When someone is trapped inside the wrong body
There is a place between reality and make-believe where strangers dwell. They are unable to fully integrate into a world of clear definitions but equally unwilling to pretend that they are something they are not. It’s in that gray and lonely place that Meredith lives.
She’s a transsexual, and although she says she is comfortable with who she is, the loneliness can become unbearable, because she exists on the fringes of a culture that still considers humans trapped in the wrong bodies as freaks.
Meredith isn’t her real name, but I will respect her desire for anonymity. She was born a boy, but sensed from an early age that the true person within her, the one she wanted to be, was a girl. She identified with the Sallys around her, not the Michaels.

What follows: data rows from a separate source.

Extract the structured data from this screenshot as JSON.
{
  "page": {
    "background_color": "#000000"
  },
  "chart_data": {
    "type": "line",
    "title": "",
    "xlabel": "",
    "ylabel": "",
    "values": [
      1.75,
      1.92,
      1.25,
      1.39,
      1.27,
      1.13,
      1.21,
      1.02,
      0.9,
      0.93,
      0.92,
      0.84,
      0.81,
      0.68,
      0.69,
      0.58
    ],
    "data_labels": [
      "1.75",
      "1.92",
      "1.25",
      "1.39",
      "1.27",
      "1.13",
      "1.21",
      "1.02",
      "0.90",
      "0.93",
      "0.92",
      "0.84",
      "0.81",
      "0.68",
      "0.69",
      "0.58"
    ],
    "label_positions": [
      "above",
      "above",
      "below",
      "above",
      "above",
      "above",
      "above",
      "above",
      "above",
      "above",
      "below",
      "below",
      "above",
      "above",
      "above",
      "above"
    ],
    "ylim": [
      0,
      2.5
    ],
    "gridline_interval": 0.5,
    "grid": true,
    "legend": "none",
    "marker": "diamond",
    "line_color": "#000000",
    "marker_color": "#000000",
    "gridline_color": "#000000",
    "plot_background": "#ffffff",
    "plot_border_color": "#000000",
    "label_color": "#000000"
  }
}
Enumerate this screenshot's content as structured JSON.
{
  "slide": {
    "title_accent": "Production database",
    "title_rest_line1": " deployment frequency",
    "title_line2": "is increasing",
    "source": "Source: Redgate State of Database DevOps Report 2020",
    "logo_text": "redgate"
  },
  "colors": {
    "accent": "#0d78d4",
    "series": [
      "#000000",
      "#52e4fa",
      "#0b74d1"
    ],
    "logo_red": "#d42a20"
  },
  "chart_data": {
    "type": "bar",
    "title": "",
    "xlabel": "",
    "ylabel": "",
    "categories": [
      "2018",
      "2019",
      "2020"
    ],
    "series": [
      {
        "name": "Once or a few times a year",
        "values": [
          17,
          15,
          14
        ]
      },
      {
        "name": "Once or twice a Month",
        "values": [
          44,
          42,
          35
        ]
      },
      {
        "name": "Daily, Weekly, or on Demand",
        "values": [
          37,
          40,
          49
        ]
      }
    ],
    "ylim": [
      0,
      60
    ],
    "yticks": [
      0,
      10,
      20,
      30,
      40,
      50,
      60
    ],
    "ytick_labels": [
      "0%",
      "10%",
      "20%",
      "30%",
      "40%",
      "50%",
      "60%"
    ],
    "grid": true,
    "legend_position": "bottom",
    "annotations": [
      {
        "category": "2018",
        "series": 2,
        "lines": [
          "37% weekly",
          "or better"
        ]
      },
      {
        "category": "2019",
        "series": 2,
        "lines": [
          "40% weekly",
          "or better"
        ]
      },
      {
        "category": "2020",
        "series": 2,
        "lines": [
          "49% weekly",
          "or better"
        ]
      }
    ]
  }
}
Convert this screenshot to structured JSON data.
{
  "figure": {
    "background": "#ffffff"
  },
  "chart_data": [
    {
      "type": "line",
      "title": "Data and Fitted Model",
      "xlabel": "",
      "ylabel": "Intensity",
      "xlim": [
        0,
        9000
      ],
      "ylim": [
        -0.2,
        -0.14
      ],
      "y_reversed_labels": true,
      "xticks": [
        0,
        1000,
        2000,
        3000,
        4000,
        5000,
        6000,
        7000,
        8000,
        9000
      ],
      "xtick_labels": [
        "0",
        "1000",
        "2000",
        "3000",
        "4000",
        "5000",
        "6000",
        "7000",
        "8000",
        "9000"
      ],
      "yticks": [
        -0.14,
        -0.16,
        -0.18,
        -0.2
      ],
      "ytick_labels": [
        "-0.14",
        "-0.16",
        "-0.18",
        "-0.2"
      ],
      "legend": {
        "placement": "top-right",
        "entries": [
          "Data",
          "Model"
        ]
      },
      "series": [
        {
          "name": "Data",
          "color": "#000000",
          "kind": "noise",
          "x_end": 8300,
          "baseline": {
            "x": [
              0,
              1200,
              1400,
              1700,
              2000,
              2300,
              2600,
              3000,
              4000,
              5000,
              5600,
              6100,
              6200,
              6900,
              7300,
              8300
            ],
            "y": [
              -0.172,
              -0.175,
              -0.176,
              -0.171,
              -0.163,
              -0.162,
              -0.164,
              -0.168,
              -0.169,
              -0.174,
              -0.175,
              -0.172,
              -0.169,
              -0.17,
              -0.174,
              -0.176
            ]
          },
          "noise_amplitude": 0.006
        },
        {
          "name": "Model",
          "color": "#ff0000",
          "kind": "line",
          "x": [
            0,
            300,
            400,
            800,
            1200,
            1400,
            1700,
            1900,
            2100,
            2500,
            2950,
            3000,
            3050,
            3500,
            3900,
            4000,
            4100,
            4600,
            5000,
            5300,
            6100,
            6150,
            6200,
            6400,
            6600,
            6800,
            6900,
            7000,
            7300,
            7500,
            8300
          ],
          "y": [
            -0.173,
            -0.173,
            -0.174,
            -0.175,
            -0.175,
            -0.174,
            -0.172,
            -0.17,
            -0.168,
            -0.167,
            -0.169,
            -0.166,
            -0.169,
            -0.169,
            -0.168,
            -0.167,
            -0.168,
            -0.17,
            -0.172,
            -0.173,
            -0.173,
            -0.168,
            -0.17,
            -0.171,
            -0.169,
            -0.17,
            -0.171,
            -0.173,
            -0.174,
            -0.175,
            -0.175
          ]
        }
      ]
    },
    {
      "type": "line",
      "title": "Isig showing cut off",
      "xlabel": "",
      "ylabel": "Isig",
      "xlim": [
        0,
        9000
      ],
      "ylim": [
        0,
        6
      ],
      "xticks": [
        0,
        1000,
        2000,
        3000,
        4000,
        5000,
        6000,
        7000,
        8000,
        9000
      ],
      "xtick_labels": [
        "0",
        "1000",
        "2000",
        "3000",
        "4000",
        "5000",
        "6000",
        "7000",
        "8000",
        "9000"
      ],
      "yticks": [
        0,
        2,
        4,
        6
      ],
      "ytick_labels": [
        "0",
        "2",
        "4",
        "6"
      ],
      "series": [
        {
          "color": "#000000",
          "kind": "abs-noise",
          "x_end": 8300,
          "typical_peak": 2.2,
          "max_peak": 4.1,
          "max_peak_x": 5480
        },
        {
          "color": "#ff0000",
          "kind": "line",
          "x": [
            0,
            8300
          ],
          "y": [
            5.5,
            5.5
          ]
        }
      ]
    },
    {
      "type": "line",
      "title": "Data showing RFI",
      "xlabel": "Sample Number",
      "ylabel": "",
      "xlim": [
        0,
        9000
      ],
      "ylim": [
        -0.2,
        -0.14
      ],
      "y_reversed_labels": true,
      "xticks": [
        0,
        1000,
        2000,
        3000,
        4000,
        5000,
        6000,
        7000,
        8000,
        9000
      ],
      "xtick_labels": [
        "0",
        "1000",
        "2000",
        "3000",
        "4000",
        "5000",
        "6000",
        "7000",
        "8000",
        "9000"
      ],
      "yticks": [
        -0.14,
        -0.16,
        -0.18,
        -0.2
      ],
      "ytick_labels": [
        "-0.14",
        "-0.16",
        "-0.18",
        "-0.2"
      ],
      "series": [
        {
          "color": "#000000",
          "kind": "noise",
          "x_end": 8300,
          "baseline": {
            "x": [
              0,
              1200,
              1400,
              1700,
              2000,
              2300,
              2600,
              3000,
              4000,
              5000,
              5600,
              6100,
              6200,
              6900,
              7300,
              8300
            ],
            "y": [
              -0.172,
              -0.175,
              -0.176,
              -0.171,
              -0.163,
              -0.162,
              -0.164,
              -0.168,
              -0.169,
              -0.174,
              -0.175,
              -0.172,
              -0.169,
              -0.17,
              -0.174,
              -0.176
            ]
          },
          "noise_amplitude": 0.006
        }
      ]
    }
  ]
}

She has e-mailed me for years, urging me to publicize the plight of those often arrested by the police and beaten by thugs for very little reason, other than the clothes they wear, the manners they assume and the gender lines they cross. She became more persistent in her demand for attention when Times sportswriter Mike Penner courageously announced in print that he was transsexual and would reemerge as Christine Daniels.
So Meredith and I met for the first time in person at a Santa Monica deli, and I’ve got to say there’s no way she could have gone unnoticed in the world. She is 6-feet-4, with spike heels adding at least another inch to her height, and skinny as a chopstick. Her blond hair is frizzy and ponytailed, her red blouse partially open to reveal a tattoo near her navel, her ankle-length pants as tight as paint.
Her voice and mannerisms -- a head tilt, a flutter of brilliant blue eyes, a giggle -- are definitely female, aided by a five-year regimen of estrogen that is altering the nature of her body. She has very little hope of ever being be able to afford the surgery that would make the transition complete.
“I am happy with who I am,” she declares without hesitation, showing me a driver’s license that identifies her as female. But still there is that loneliness she admits to, an uneasy notion that not everyone else is happy with who she is. “I’m OK with that,” she says. “It’s all right to be lonely.”
At 51, she has been diagnosed bipolar and lives on the edge of downtown’s skid row on an $870-a-month state disability allotment. She supplements that, she admits, with occasional sexual encounters. “I’m not a prostitute,” she says, with a nervous laugh, “I’m a whore,” meaning she’s not a professional, she’s just an opportunist.
She has attempted suicide by slashing her wrists, and sought to blur her pain through alcohol and drugs. “There were times,” she says, “when I didn’t even want to get out of bed.” In an effort to reestablish contact with an abusive and alcoholic father, she telephoned him. He swore at her and hung up.
It is only now, after hormones and therapy, that Meredith is able to declare who she is and to be respected by those who know her.
Her mother, who died several years ago, accepted her without condemnation.
Acceptance, Meredith feels, is a question of respect. “I find,” she adds, “that if I am gracious to others, they are gracious to me.”
Why write now about someone in such an isolated state, living on the fringe of a society that finds transsexuals an anomaly? Because, as members of the human family, they deserve identity. Meredith emphasizes that transsexuals are not transvestites, the men and women who cross-dress. Transsexuals make the change emotionally and often physically. They become, in effect, someone else.
“I have a great body, killer legs and a good face,” Meredith says with a flip of a wrist, but these are the pleas of a person still not fully detached from what she had once been, a man who fathered a child with a lover who now shuns the woman Meredith has become. Her son screamed, “I hate you!” when Meredith tried to make contact with him.
What some see as a person with a cultural deformity, I see as a vulnerable victim of nature’s caprice, a mismatch between the brain and body that confuses the sexuality of an embryo and results in the anguish of indecision. I have admiration for those who, as adults, decide and declare who they are -- even though I know that they probably will always be uneasy with themselves, always a part of the lonely places we create in the world we know.
“This,” Meredith says, referring to her own status as a man who evolved into a woman, “allows me to see life from both sides. It’s an opportunity that few are granted.”
Then she crosses the street to wait at a bus stop, tall and regal in the physiology that will forever set her apart.